Returning from Retreats
Vacations are strange things. I spent extraordinary energy to get ready for two weeks away from work, specifically so I could forget about my regular schedule of events. I had to set up calendars to remind my students there would be no classes. I kept two long lists for stray thoughts about what to pack for two completely different events. And then in the midst of each event, I found myself emersed in the experiences this time without regard for lots of photos and/or social media posts. These two weeks have definitely been about disconnecting from regular habits.
Great Western War (GWW XX)
…or How I spent five days in an environment centered around the middle ages, multi-tasking for a Modern Spinning event, and commuting to a camp ground from a hotel
GWW is one of “those middle ages camping things” that I have been doing for years. In the 20 years of this event, I have only missed #2 (1998, or “Great Wet War”) and came for only one day of #19 (2016). I first went on staff in 2009 and this year was the first year I wasn’t involved in *anything* on staff.
Originally, my thought was, “Hey Sweetie, let’s pack light, bring almost no gear, and just hotel this war.” Sweetie’s agreed, and then the odd planning began.
For two people who are used to bringing tents and cooking equipment and coordinating meal plans, packing for staying in a hotel was an entirely new experience. Sure, it meant less gear to haul and an easier packing job for the car, but during the event we figured out there were some new problems. Parking was a long walk away and so at night someone had to do that walk. With my knees still giving me trouble, obviously Sweetie walked that long distance just to come get me with the car. Shopping was entirely different, since we really only needed lunches and snacks in a cooler on site.
He also ran into some confusion remembering which items to leave in a hotel or which items to take on site. “Where’s the sunscreen? Oh drat, I left it on site.” “Did I pack my phone charger and leave it in a tent? Do you have an extra charger I can borrow tonight?” But I will praise the convenience of having a bathroom right there in a hotel room.
GWW also coincides with a modern event called Spinzilla. Modern spinners compete against each other and against themselves to spin as much yarn as possible over a week. The money raised by the team’s goes to support kids education programs about textiles. Our team has decided that we try to teach as many people to spend as possible during the week. So this year I spent 22 hours in the Spinzilla booth spinning and teaching people to spin.
Sacred Circles 2017
Returning from GWW meant, “do all the laundry!” and then, “pack completely different laundry for all the dancing!” I scheduled a photo shoot for the first evening of the event with my favorite photographer, but I did not make any plans for performing. My knee has still been giving me trouble, so I took it easy and honored those moments when I needed to learn by watching and listening carefully from a side-line.
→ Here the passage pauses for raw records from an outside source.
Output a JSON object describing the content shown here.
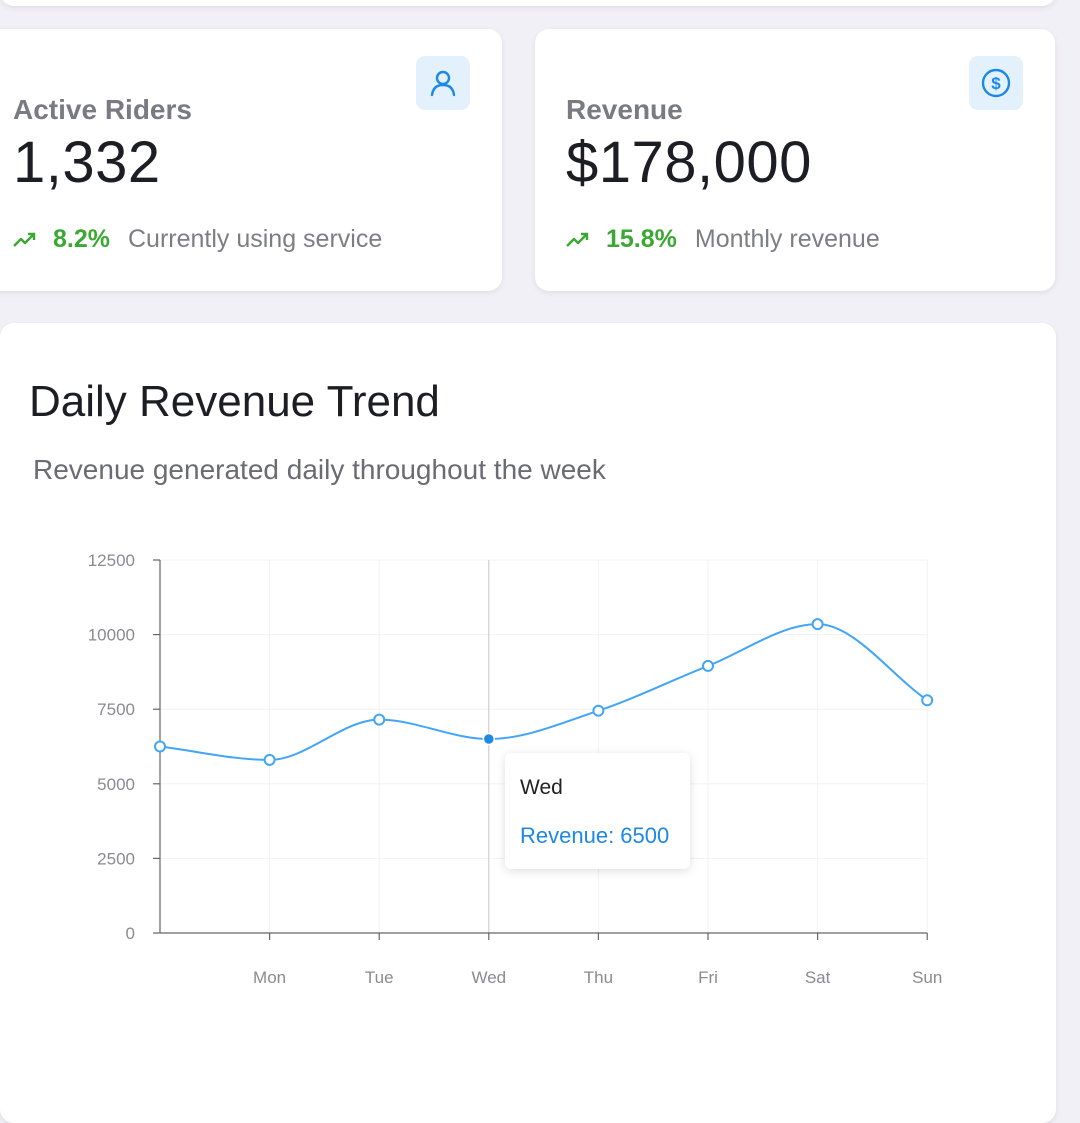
{
  "cards": [
    {
      "label": "Active Riders",
      "value": "1,332",
      "change": "8.2%",
      "description": "Currently using service",
      "icon": "user-icon"
    },
    {
      "label": "Revenue",
      "value": "$178,000",
      "change": "15.8%",
      "description": "Monthly revenue",
      "icon": "dollar-icon"
    }
  ],
  "chart": {
    "title": "Daily Revenue Trend",
    "subtitle": "Revenue generated daily throughout the week"
  },
  "tooltip": {
    "day": "Wed",
    "text": "Revenue: 6500"
  },
  "colors": {
    "accent": "#42a5f5",
    "positive": "#3aa832",
    "tooltip_text": "#1e88e5",
    "icon_bg": "#e3f1fd"
  },
  "chart_data": {
    "type": "line",
    "x": [
      "",
      "Mon",
      "Tue",
      "Wed",
      "Thu",
      "Fri",
      "Sat",
      "Sun"
    ],
    "tick_labels_x": [
      "Mon",
      "Tue",
      "Wed",
      "Thu",
      "Fri",
      "Sat",
      "Sun"
    ],
    "series": [
      {
        "name": "Revenue",
        "values": [
          6250,
          5800,
          7150,
          6500,
          7450,
          8950,
          10350,
          7800
        ]
      }
    ],
    "highlighted_index": 3,
    "ylim": [
      0,
      12500
    ],
    "y_ticks": [
      0,
      2500,
      5000,
      7500,
      10000,
      12500
    ],
    "grid": true,
    "legend": "none"
  }
}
I also had the good fortune of rooming with several different friends from different parts of my dance life. A previous troupe mate came to pick me up from the airport, and she brought me sheets, blankets, a pillow, and a bath towel so I wouldn’t have to fly with them. (Yay!) My hotel roomie twice from Tribal Fest joined us, as did my photographer friend. The four of us were an excellent match, and great fun was had by all.
The course work at the event was also amazing. I seriously had to pace myself in order to do all the classes (or nearly all of them). I chose not to dance at the hafla nor in any of the shows, and this really paid off. It meant I was able to last that much longer dancing in the classes. When my knee couldn’t keep up, I sat on the edge of the short stage, and “danced” all the upper arms work for the instruction.
And I had the good fortune to be able to be a merchant in the vending room, selling both wooden zills and handspun yarns. I was surprised how many people are interested in my yarn, but sometimes makers never fully understand how much their creations are loved. This is always encouraging to an artist.